Use this exact structure:
# Catalog Plan
**Generated:** YYYY-MM-DD
**Codebase:** /absolute/path/to/repo
**Existing catalog:** /absolute/path/to/catalog (or "none — will be created")
## Summary
<1–2 paragraph narrative of what was found and the agreed architectural model>
## Domains
- **Orders** (status: new)
- Services: OrderService, ShippingService
- Rationale: both deal with the order lifecycle; confirmed with user
- **Payments** (status: unchanged)
- Services: PaymentService
## Services
### OrderService (status: new)
- Domain: Orders
- Path in code: /services/orders
- Receives: PlaceOrder (command)
- Sends: OrderPlaced (event), OrderCancelled (event)
- Channels: orders.commands, orders.events
- Containers: orders-db (postgres)
### PaymentService (status: update)
- Domain: Payments
- Path in code: /services/payments
- Drift: code emits new PaymentRefunded event not in catalog
- Sends (after update): PaymentProcessed, PaymentRefunded
## Messages
- **OrderPlaced** (event, status: new) — emitted by OrderService via orders.events
- **OrderCancelled** (event, status: new) — emitted by OrderService via orders.events
- **PlaceOrder** (command, status: new) — handled by OrderService
- **PaymentRefunded** (event, status: new) — emitted by PaymentService
- **LegacyPaymentConfirmed** (event, status: investigate) — in catalog, not found in code
## Channels
- orders.events (Kafka topic, status: new)
- orders.commands (Kafka topic, status: new)
## Containers
- orders-db (postgres, status: new) — used by OrderService
## Open decisions / rationale
- Classified `CancelOrder` as a command (user confirmed — it expects a handler)
- Kept Shipping as a sub-area of Orders rather than splitting (user preference)

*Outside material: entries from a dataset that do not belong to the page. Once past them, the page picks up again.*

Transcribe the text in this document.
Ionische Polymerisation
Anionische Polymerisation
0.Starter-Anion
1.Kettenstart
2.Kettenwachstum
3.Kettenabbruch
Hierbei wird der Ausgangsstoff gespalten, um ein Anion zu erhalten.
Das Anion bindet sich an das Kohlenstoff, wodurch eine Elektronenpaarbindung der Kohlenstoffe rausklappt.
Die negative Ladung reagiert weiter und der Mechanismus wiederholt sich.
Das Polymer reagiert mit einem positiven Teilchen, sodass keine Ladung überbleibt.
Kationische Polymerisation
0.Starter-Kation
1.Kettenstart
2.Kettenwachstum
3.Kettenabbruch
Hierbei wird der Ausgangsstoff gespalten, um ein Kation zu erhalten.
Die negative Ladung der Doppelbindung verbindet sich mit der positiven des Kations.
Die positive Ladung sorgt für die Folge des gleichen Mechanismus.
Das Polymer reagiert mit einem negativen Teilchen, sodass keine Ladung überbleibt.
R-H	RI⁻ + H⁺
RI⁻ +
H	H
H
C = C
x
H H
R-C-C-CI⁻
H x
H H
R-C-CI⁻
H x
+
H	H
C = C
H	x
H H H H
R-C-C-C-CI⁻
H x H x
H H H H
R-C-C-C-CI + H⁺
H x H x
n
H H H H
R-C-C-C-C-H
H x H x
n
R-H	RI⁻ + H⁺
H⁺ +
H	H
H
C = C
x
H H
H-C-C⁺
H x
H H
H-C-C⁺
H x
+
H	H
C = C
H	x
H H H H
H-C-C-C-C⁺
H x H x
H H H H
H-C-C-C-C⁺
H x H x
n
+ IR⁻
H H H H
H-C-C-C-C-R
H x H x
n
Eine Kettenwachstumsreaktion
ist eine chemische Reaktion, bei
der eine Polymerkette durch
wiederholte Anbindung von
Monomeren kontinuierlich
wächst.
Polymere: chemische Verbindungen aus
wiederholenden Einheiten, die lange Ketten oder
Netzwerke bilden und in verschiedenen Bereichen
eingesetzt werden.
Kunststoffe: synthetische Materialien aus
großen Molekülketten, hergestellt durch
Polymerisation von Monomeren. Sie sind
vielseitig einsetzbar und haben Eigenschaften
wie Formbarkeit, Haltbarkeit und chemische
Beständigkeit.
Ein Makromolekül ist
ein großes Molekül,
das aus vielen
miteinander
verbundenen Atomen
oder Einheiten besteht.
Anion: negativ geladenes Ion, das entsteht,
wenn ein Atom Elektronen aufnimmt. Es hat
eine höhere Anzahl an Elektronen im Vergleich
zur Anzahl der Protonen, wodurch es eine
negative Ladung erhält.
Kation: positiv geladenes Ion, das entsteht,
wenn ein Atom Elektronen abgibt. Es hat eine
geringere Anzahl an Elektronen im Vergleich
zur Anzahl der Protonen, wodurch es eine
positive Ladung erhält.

- Flagged `LegacyPaymentConfirmed` for manual review — may live in a different repo
## Next step
Run `catalog-documentation-creator` with this plan to generate resources marked `new` or `update`.
Status values (use exactly these): new, update, unchanged, investigate.
After writing, show the plan to the user and ask for explicit approval: "Here's the plan. Does this match what we agreed? Anything to add, change, or remove before we proceed?"
Loop on edits until the user approves.
Phase 6: Handoff
Once the plan is approved, ask:
"Generate the catalog now, or stop here with just the plan?"
If generate now:
- Invoke the
catalog-documentation-creator skill, passing the plan file path.
- Tell it to only create/update resources flagged
new or update. Skip unchanged. Report investigate items to the user as a list — do not auto-handle.
- If the user has no existing catalog,
catalog-documentation-creator will scaffold one first.
If stop here:
- Confirm the plan file location.
- Tell the user how to resume: "When you're ready, run
catalog-documentation-creator and point it at this plan file. It will generate the new and update resources."
After handoff
Let the user know:
- Where the plan was saved.
- (If generated) which resources were created/updated.
- Which
investigate items need manual review.
- That they can run
flow-wizard next if they want to document business flows across the catalog.
Quality checklist
Before finishing, verify:
- The plan file exists at the agreed path.
- Every domain, service, message, channel, and container has a status:
new / update / unchanged / investigate.
- Every
update item lists what specifically drifted.
- Every
investigate item is flagged, not deleted.
- Message classifications (event / command / query) were either confirmed by the user or clearly recommended with evidence.
- Service-to-domain mapping is explicit for every service.
- No per-resource grilling happened (summaries, owners, schemas — those are for
catalog-documentation-creator).
- If handing off,
catalog-documentation-creator has the plan path and instructions to skip unchanged.